Japanese firms eye possible investments in sewage treatment sector
JAPANESE companies are looking into Cebu’s sewage treatment and garbage management sector as a possible area to invest into next year.
Representatives from Yokohama City-based companies such as Amcon, Takematsu Shoji Co., Ltd. and Hinode Sangyo have shown interest in investing into the sector during a recent forum in Cebu City.
Gordon Alan Joseph, Metro Cebu Development Coordinating Board co-chairman, welcomed the possible investments during the Metro Cebu Urban Development Forum on Oct. 30 in Cebu City.
Joseph said waste water management would be the utility that Metro Cebu would have to develop since it would affect much of the industries in Metro Cebu.
Jefferson Benedicto, senior community relations officer of the Metro Cebu Water District (MCWD), also welcomed the investors’ interest in the sector.
Benedicto said that the lone fully-mechanized dislodgement and water treatment facility in Cordova town was not enough to maintain the waters in Metro Cebu.
“We saw the need to upgrade our existing facilities since its capacity cannot sustain the entire city,” said Benedicto.
He is hoping for the facility in Cebu City managed with Amcon to be accredited by the Department of Environment and Natural Resources (DENR) for it to be fully functional.
“The facility near SM City is treating our waters but it is not absolute. The water is still not safe to discharge back to the waterways,” Benedicto said.
Guun Co Ltd., a Yokohama-based waste management company, is also planning to provide an additional water treatment facility and invest in conducting garbage segregation focusing on waste public disposal in Metro Cebu.
Joseph said that these investments would help address Metro Cebu’s waste management problems, which would affect the rest of the local industries including the tourism industry as these investments would also mean cleaner beaches and seas.
Aside from the waste management sector, Japanese urban specialists from Yokohama City discussed during the forum ways on how to solve Metro Cebu’s urban problems such as traffic, wastewater management, and housing, which used to be the problems of Yokohama City in the past.
Yuko Okazawa, an urban specialist from the Tokyo Development Learning Center (TDLC) of the World Bank, said that Metro Cebu is not a hopeless case and by shifting the vision of the entire city into one goal owned by the citizens, developmental projects can go beyond mayoral terms and can last half a decade the way it did for Yokohama.

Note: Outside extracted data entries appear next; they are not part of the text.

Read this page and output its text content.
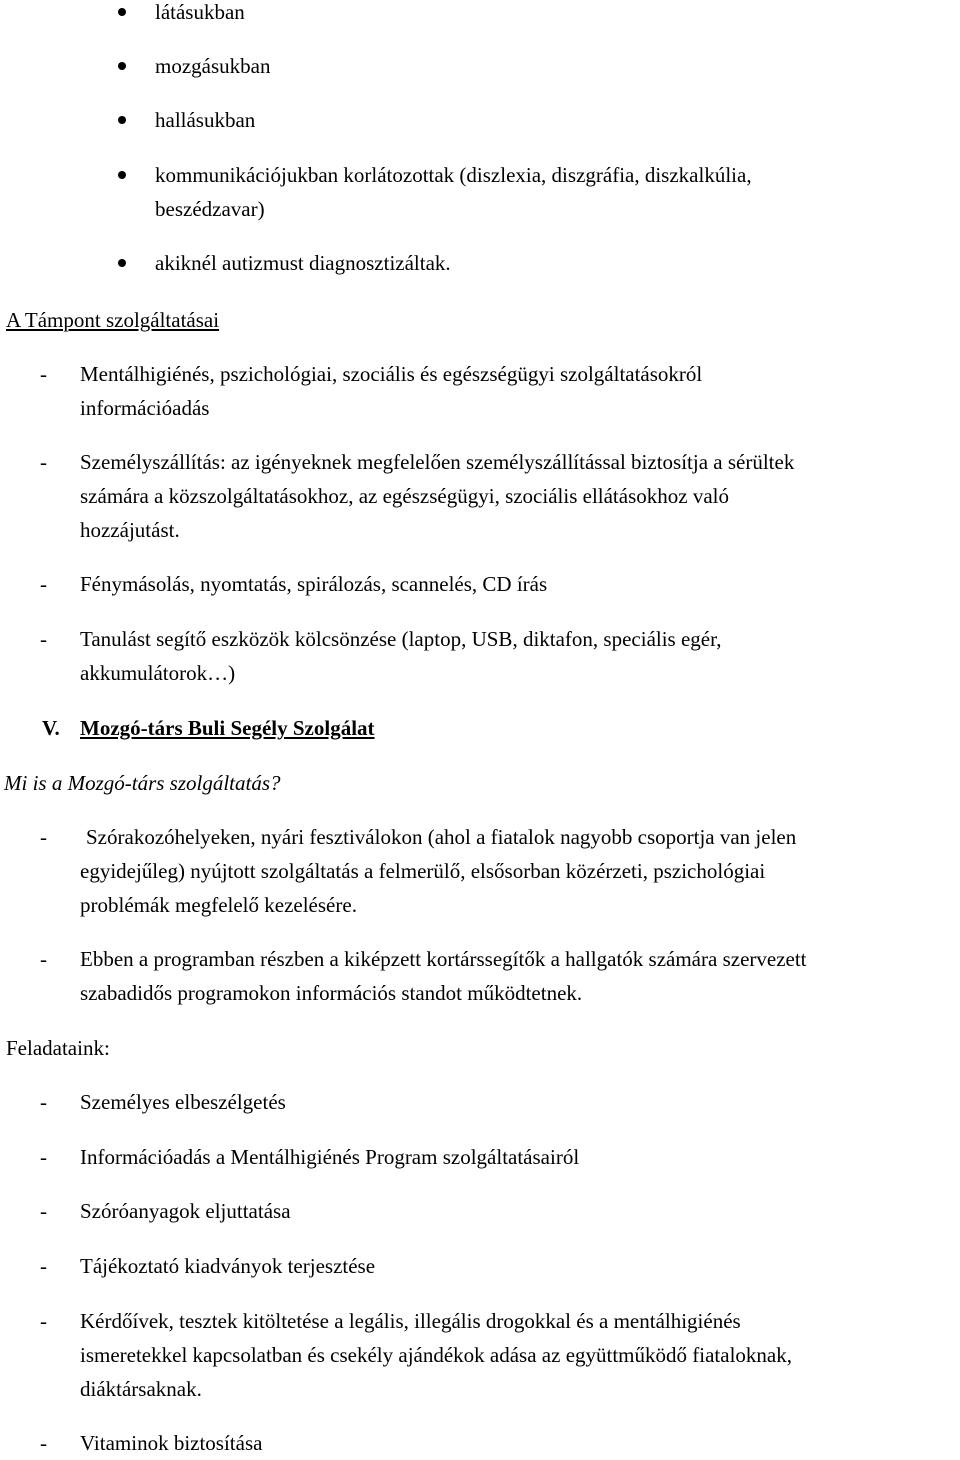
látásukban
mozgásukban
hallásukban
kommunikációjukban korlátozottak (diszlexia, diszgráfia, diszkalkúlia,
beszédzavar)
akiknél autizmust diagnosztizáltak.
A Támpont szolgáltatásai
- Mentálhigiénés, pszichológiai, szociális és egészségügyi szolgáltatásokról
információadás
- Személyszállítás: az igényeknek megfelelően személyszállítással biztosítja a sérültek
számára a közszolgáltatásokhoz, az egészségügyi, szociális ellátásokhoz való
hozzájutást.
- Fénymásolás, nyomtatás, spirálozás, scannelés, CD írás
- Tanulást segítő eszközök kölcsönzése (laptop, USB, diktafon, speciális egér,
akkumulátorok…)
V. Mozgó-társ Buli Segély Szolgálat
Mi is a Mozgó-társ szolgáltatás?
- Szórakozóhelyeken, nyári fesztiválokon (ahol a fiatalok nagyobb csoportja van jelen
egyidejűleg) nyújtott szolgáltatás a felmerülő, elsősorban közérzeti, pszichológiai
problémák megfelelő kezelésére.
- Ebben a programban részben a kiképzett kortárssegítők a hallgatók számára szervezett
szabadidős programokon információs standot működtetnek.
Feladataink:
- Személyes elbeszélgetés
- Információadás a Mentálhigiénés Program szolgáltatásairól
- Szóróanyagok eljuttatása
- Tájékoztató kiadványok terjesztése
- Kérdőívek, tesztek kitöltetése a legális, illegális drogokkal és a mentálhigiénés
ismeretekkel kapcsolatban és csekély ajándékok adása az együttműködő fiataloknak,
diáktársaknak.
- Vitaminok biztosítása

“The simple story of the projects came into one and they (Yokohama officials) made sure it was owned by the people. It is critical that the citizens become the governors of this vision,” said Okazawa.
Okazawa proposed a strategy to the Metro Cebu Development Coordinating Board (MCDCB) which includes using selective project-based approach, using clear long-term vision with flexible approaches, working on cross-sectoral coordination, and pushing for community-based movements.
She added that Yokohama City is eager to be in partnership with Metro Cebu for development and help through sharing of knowledge and resources.
“If Yokohama can do it, why can’t we?” said Joseph, co-chairman of MCDCB.
Joseph said it would be high time for Metro Cebu to solve the problems brought by population densification and learn from the best practices of Yokohama.
“The time is now, we cannot wait any longer. With Yokohama’s knowledge and experience and everything they impart, we will be foolish not to adopt what they are sharing with us,” said Joseph.